Decentralized finance (DeFi) has exploded in 2020, but retail interest in the space remains quite low, if measured by Google search queries.
These suggest it may still be too early to draw parallels between DeFi’s growth and the initial coin offering (ICO) bubble of the final months of 2017 and early 2018.
Indexed to the peak of searches for “ICO,” searches on Google Trends for the word “DeFi” currently return a value of 18, indicating the retail crowd is as interested in open-source finance as they were in ICOs during the latter’s boom.
The DeFi movement seeks to transform old financial products into trustless and transparent protocols by leveraging decentralized networks.
See also: For DeFi to Grow, CeFi Must Embrace It
Google Trends provides access to a mostly unfiltered sample of actual search requests made to Google. It displays an interest in a particular topic from around the globe and scales searches 0 to 100, though it does not give out raw totals.
Some investors have started comparing the DeFi explosion to the ICO bubble, which left millions of investors holding worthless alternative cryptocurrencies.
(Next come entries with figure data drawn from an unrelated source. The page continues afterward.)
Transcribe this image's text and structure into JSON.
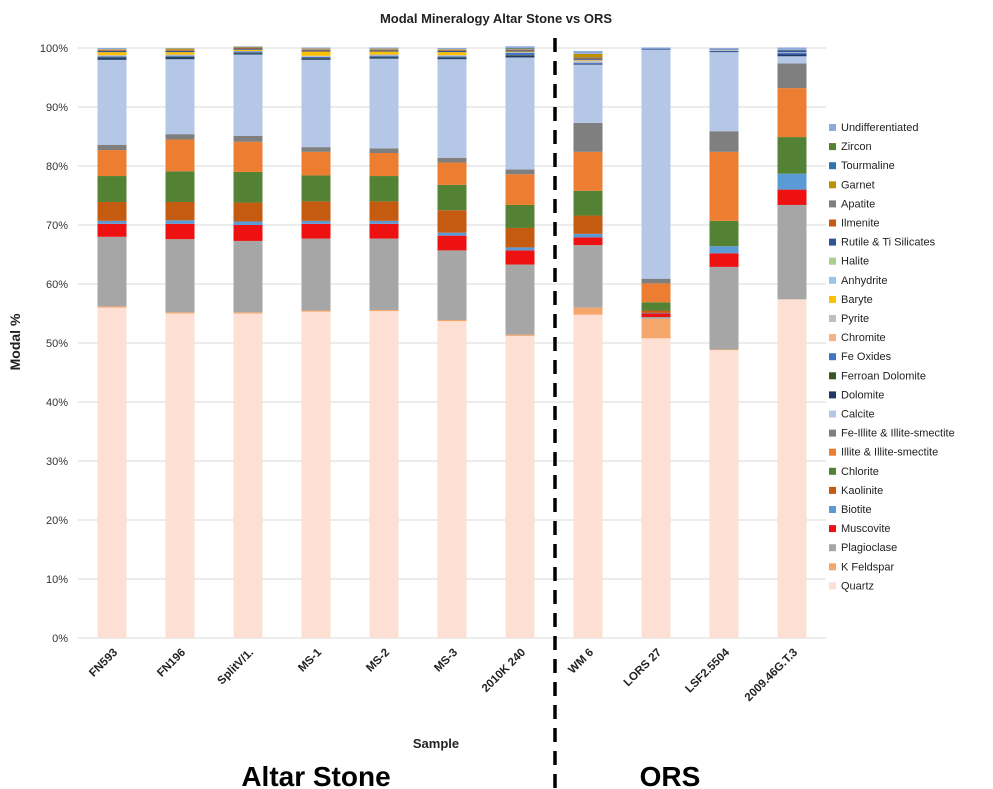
{
  "chart_data": {
    "type": "bar",
    "stacked": true,
    "title": "Modal Mineralogy Altar Stone vs ORS",
    "xlabel": "Sample",
    "ylabel": "Modal %",
    "ylim": [
      0,
      100
    ],
    "y_ticks": [
      "0%",
      "10%",
      "20%",
      "30%",
      "40%",
      "50%",
      "60%",
      "70%",
      "80%",
      "90%",
      "100%"
    ],
    "grid": true,
    "legend_position": "right",
    "categories": [
      "FN593",
      "FN196",
      "SplitV/1.",
      "MS-1",
      "MS-2",
      "MS-3",
      "2010K 240",
      "WM 6",
      "LORS 27",
      "LSF2.5504",
      "2009.46G.T.3"
    ],
    "group_labels": [
      "Altar Stone",
      "ORS"
    ],
    "group_divider_after_index": 6,
    "series": [
      {
        "name": "Quartz",
        "color": "#fde0d3",
        "values": [
          56,
          55,
          55,
          55.3,
          55.4,
          53.7,
          51.2,
          54.8,
          50.8,
          48.8,
          57.4
        ]
      },
      {
        "name": "K Feldspar",
        "color": "#f5a66a",
        "values": [
          0.2,
          0.2,
          0.2,
          0.2,
          0.2,
          0.2,
          0.2,
          1.2,
          3.3,
          0.1,
          0
        ]
      },
      {
        "name": "Plagioclase",
        "color": "#a6a6a6",
        "values": [
          11.8,
          12.4,
          12.1,
          12.2,
          12.1,
          11.8,
          11.9,
          10.6,
          0.3,
          14,
          16
        ]
      },
      {
        "name": "Muscovite",
        "color": "#ee1111",
        "values": [
          2.2,
          2.6,
          2.7,
          2.5,
          2.5,
          2.5,
          2.4,
          1.3,
          0.6,
          2.3,
          2.6
        ]
      },
      {
        "name": "Biotite",
        "color": "#5b9bd5",
        "values": [
          0.5,
          0.6,
          0.6,
          0.5,
          0.5,
          0.5,
          0.5,
          0.6,
          0.1,
          1.2,
          2.7
        ]
      },
      {
        "name": "Kaolinite",
        "color": "#c55a11",
        "values": [
          3.2,
          3.1,
          3.2,
          3.3,
          3.3,
          3.8,
          3.3,
          3.1,
          0.4,
          0,
          0
        ]
      },
      {
        "name": "Chlorite",
        "color": "#548235",
        "values": [
          4.4,
          5.2,
          5.2,
          4.4,
          4.3,
          4.3,
          3.9,
          4.2,
          1.4,
          4.3,
          6.2
        ]
      },
      {
        "name": "Illite & Illite-smectite",
        "color": "#ed7d31",
        "values": [
          4.4,
          5.4,
          5.1,
          4,
          3.9,
          3.8,
          5.2,
          6.6,
          3.2,
          11.7,
          8.3
        ]
      },
      {
        "name": "Fe-Illite & Illite-smectite",
        "color": "#7f7f7f",
        "values": [
          0.9,
          0.9,
          1,
          0.8,
          0.8,
          0.8,
          0.8,
          4.9,
          0.8,
          3.5,
          4.2
        ]
      },
      {
        "name": "Calcite",
        "color": "#b4c7e7",
        "values": [
          14.4,
          12.7,
          13.8,
          14.8,
          15.2,
          16.7,
          19,
          9.9,
          38.8,
          13.4,
          1.2
        ]
      },
      {
        "name": "Dolomite",
        "color": "#1f3864",
        "values": [
          0.3,
          0.3,
          0.2,
          0.2,
          0.2,
          0.2,
          0.3,
          0.1,
          0.1,
          0.1,
          0.3
        ]
      },
      {
        "name": "Ferroan Dolomite",
        "color": "#375623",
        "values": [
          0.1,
          0.1,
          0.1,
          0.1,
          0.1,
          0.1,
          0.1,
          0,
          0,
          0,
          0
        ]
      },
      {
        "name": "Fe Oxides",
        "color": "#4472c4",
        "values": [
          0.2,
          0.2,
          0.2,
          0.2,
          0.2,
          0.2,
          0.4,
          0.2,
          0.1,
          0.1,
          0.3
        ]
      },
      {
        "name": "Chromite",
        "color": "#f4b183",
        "values": [
          0,
          0,
          0,
          0,
          0,
          0,
          0,
          0,
          0,
          0,
          0
        ]
      },
      {
        "name": "Pyrite",
        "color": "#bfbfbf",
        "values": [
          0.2,
          0.2,
          0.1,
          0.2,
          0.2,
          0.2,
          0.1,
          0.4,
          0,
          0.2,
          0.1
        ]
      },
      {
        "name": "Baryte",
        "color": "#ffc000",
        "values": [
          0.5,
          0.4,
          0.2,
          0.7,
          0.5,
          0.5,
          0.1,
          0.1,
          0,
          0,
          0
        ]
      },
      {
        "name": "Anhydrite",
        "color": "#9dc3e6",
        "values": [
          0,
          0,
          0,
          0,
          0,
          0,
          0,
          0,
          0,
          0,
          0
        ]
      },
      {
        "name": "Halite",
        "color": "#a9d18e",
        "values": [
          0,
          0,
          0,
          0,
          0,
          0,
          0,
          0,
          0,
          0,
          0
        ]
      },
      {
        "name": "Rutile & Ti Silicates",
        "color": "#2f5597",
        "values": [
          0.2,
          0.2,
          0.2,
          0.2,
          0.2,
          0.2,
          0.2,
          0.2,
          0,
          0.1,
          0.3
        ]
      },
      {
        "name": "Ilmenite",
        "color": "#c55a11",
        "values": [
          0.1,
          0.1,
          0.1,
          0.1,
          0.1,
          0.1,
          0.1,
          0.1,
          0,
          0,
          0
        ]
      },
      {
        "name": "Apatite",
        "color": "#7f7f7f",
        "values": [
          0.1,
          0.1,
          0.1,
          0.1,
          0.1,
          0.1,
          0.1,
          0.1,
          0,
          0,
          0.1
        ]
      },
      {
        "name": "Garnet",
        "color": "#bf9000",
        "values": [
          0.1,
          0.2,
          0.1,
          0.1,
          0.1,
          0.1,
          0.1,
          0.6,
          0,
          0,
          0
        ]
      },
      {
        "name": "Tourmaline",
        "color": "#2e75b6",
        "values": [
          0,
          0,
          0,
          0,
          0,
          0,
          0.1,
          0,
          0,
          0,
          0
        ]
      },
      {
        "name": "Zircon",
        "color": "#548235",
        "values": [
          0,
          0,
          0,
          0,
          0,
          0,
          0,
          0,
          0,
          0,
          0
        ]
      },
      {
        "name": "Undifferentiated",
        "color": "#8faadc",
        "values": [
          0.2,
          0.1,
          0.1,
          0.2,
          0.2,
          0.2,
          0.3,
          0.5,
          0.2,
          0.2,
          0.4
        ]
      }
    ]
  }
}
An initial coin offering is the crypto market’s equivalent of an initial public offering for stocks.
Why the comparison? The total value locked into the decentralized finance applications has increased by a staggering 1,300% to above $9 billion this year, according to data source defipulse.com. That number is 66% higher than the $5.4 billion raised by initial coin offerings in 2017 and nearly double the $4.6 billion raised by ICOs in the first quarter of 2018, just before the cold days of “crypto winter”.
The trading volumes at major decentralized exchanges are now challenging centralized exchanges. For instance, Uniswap, a decentralized exchange facilitating peer-to-peer trading without a central authority, overtook the largest U.S.-based centralized exchange, Coinbase Pro, in terms of 24-hour trading volumes earlier this week.
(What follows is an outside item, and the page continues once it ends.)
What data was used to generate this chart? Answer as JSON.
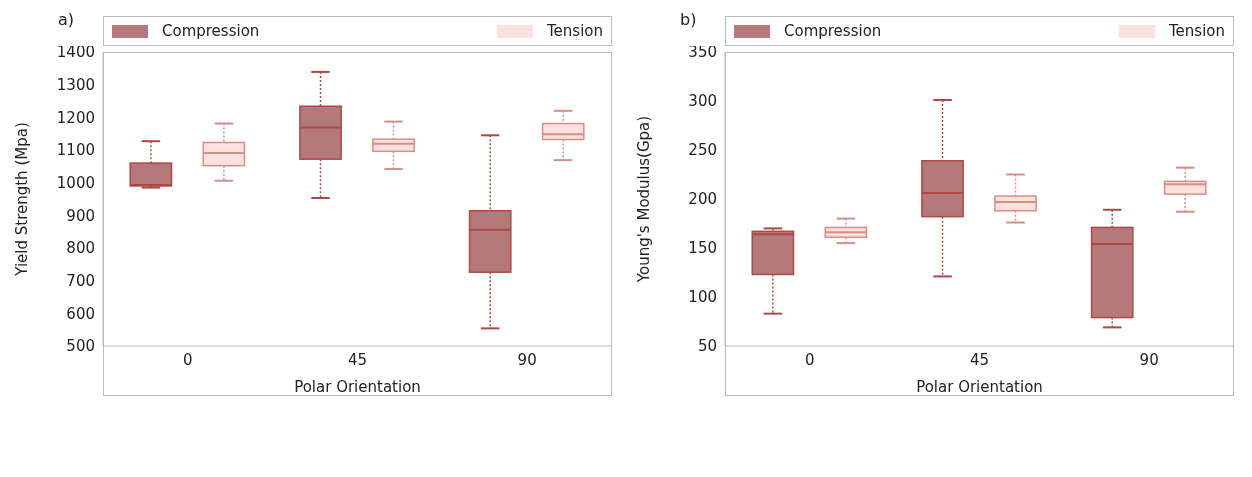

See also: DeFi Degens Are Crypto’s Suicide Squad
Some of the DeFi-associated tokens like Aave’s LEND have rallied by over 3,000% this year, leaving bitcoin far behind. The top cryptocurrency by market value is currently up 43% on a year-to-date basis.
One interpretation for why DeFi isn’t receiving the same retail attention as ICO is its growth is being fueled by fewer but more sophisticated investors than those involved with ICOs.
In other words, Defi is not even close to the ICO hype bubble level yet, as noted by cryptocurrency derivatives trader Cantering Clark. Bubbles are usually the result of a euphoric retail crowd running ahead of itself.
“DeFi is an incrementally accretive and sustainable trend while ICOs were not,” according to Su Zhu, co-founder, and CEO of the Singapore-based fund management firm Three Arrows Capital.
Experience with what DeFi actually does may also be a factor. Denis Vinokourov, head of research at London-based prime brokerage Bequant, says firms that trade on centralized exchanges aren’t taking decentralized exchanges seriously. However, firms trading on both have realized that the long-term growth potential of decentralized exchanges.